Manifestação durante o processo da Assembleia Nacional Constituinte. Foto: William Prescott/Arquivo do Senado.

Ela destacou que as mulheres são maioria no funcionalismo público, mas que ainda ganham menos, porque enfrentam barreiras para a ascensão profissional e porque ocupam posições nas quais os salários são menores, principalmente em setores como saúde e educação.

“É sintomático que existam mais mulheres do que homens no serviço público, porque também pode ser uma escolha de estar num lugar onde seu direito social seja respeitado, de não ser demitida depois que tiver um filho (como acontece na iniciativa privada), onde tenha reconhecido o direito a auxílio-creche e a plano de saúde, prorrogação da licença-maternidade, horário de lactante, que são conquistas muito importantes”, declarou a servidora.

Redução dos serviços públicos

Do ponto de vista da população, o impacto negativo da reforma administrativa também seria realçado na vida das mulheres, conforme explicou Luciana Araujo. A jornalista apontou entre as mudanças nefastas incluídas no projeto a possibilidade de se reduzir em até 25% o salário dos servidores, com redução proporcional da jornada de trabalho.

“Reduzir a jornada de trabalho e a quantidade de servidores que estarão atendendo impacta diretamente em quanto tempo vai funcionar o posto de saúde do bairro, em quantas mulheres vão conseguir fazer mamografia, por exemplo”, afirmou Luciana.

Um estudo publicado em 2019 pelo Instituto Nacional do Câncer mostrou que num período de 10 anos pouco mais de 45% das mulheres pretas conseguiram fazer mamografia. Por outro lado, cerca de 80% dos usuários do SUS são da população negra.

Esses dados ajudam a dimensionar o impacto da redução dos serviços públicos que resultaria da PEC 32. “Onde as mulheres vão fazer suas mamografias?”, indagou Luciana.
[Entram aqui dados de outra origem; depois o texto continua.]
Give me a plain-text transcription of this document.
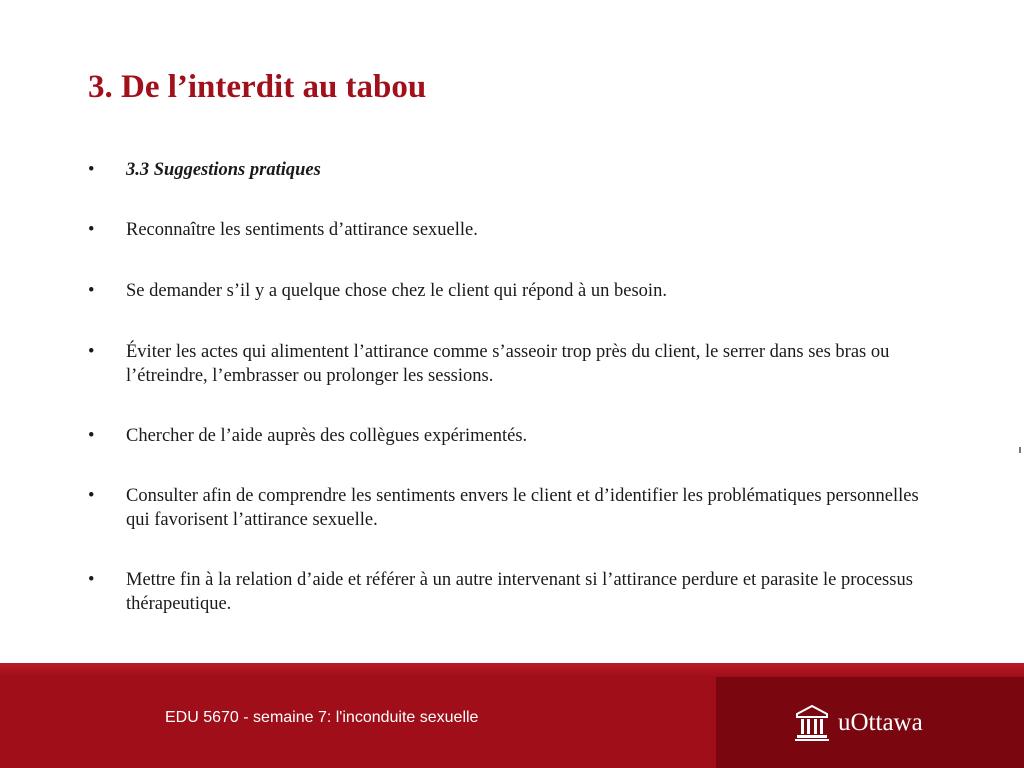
3. De l’interdit au tabou
•	3.3 Suggestions pratiques
•	Reconnaître les sentiments d’attirance sexuelle.
•	Se demander s’il y a quelque chose chez le client qui répond à un besoin.
•	Éviter les actes qui alimentent l’attirance comme s’asseoir trop près du client, le serrer dans ses bras ou l’étreindre, l’embrasser ou prolonger les sessions.
•	Chercher de l’aide auprès des collègues expérimentés.
•	Consulter afin de comprendre les sentiments envers le client et d’identifier les problématiques personnelles qui favorisent l’attirance sexuelle.
•	Mettre fin à la relation d’aide et référer à un autre intervenant si l’attirance perdure et parasite le processus thérapeutique.
EDU 5670 - semaine 7: l'inconduite sexuelle	uOttawa
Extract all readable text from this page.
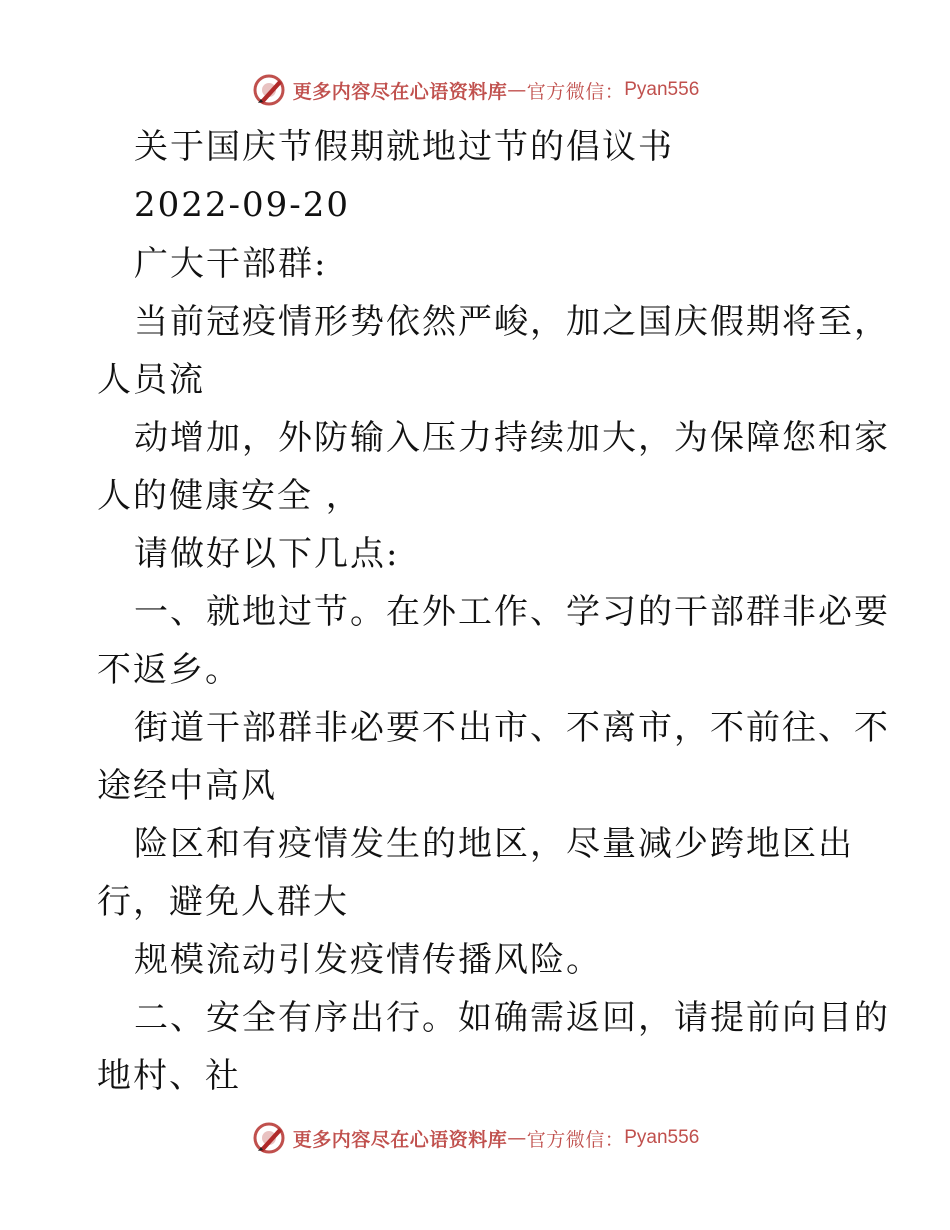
更多内容尽在心语资料库 — 官方微信： Pyan556

关于国庆节假期就地过节的倡议书

2022-09-20

广大干部群:

当前冠疫情形势依然严峻，加之国庆假期将至，

人员流

动增加，外防输入压力持续加大，为保障您和家

人的健康安全 ，

请做好以下几点:

一、就地过节。在外工作、学习的干部群非必要

不返乡。

街道干部群非必要不出市、不离市，不前往、不

途经中高风

险区和有疫情发生的地区，尽量减少跨地区出

行，避免人群大

规模流动引发疫情传播风险。

二、安全有序出行。如确需返回，请提前向目的

地村、社

更多内容尽在心语资料库 — 官方微信： Pyan556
Com quem vão deixar os filhos quando tiverem 25% menos de creche e 25% menos de atendimento escolar? Como isso vai impactar nas possibilidades de emprego de toda uma geração?”.

21 dias de ativismo

live desta semana fez parte das atividades do Sindicato para marcar os 21 dias de ativismo pelo fim da violência contra as mulheres. O período entre 25 de novembro, Dia Internacional de Combate à Violência contra a Mulher, e 10 de dezembro, Dia Internacional dos Direitos Humanos, é reconhecido pela ONU como sendo de mobilização para erradicar esse tipo de violência.

No Brasil, o início da campanha foi antecipado para 20 de novembro, o Dia da Consciência Negra, formando os 21 dias de ativismo, já que a violência contra as mulheres atinge ainda mais as negras (pretas e pardas, de acordo com a classificação do IBGE).

Na próxima segunda-feira, 30, às 18 horas, o Sintrajud transmite mais uma live dentro da campanha dos “21 dias”, tendo como tema a segurança das mulheres.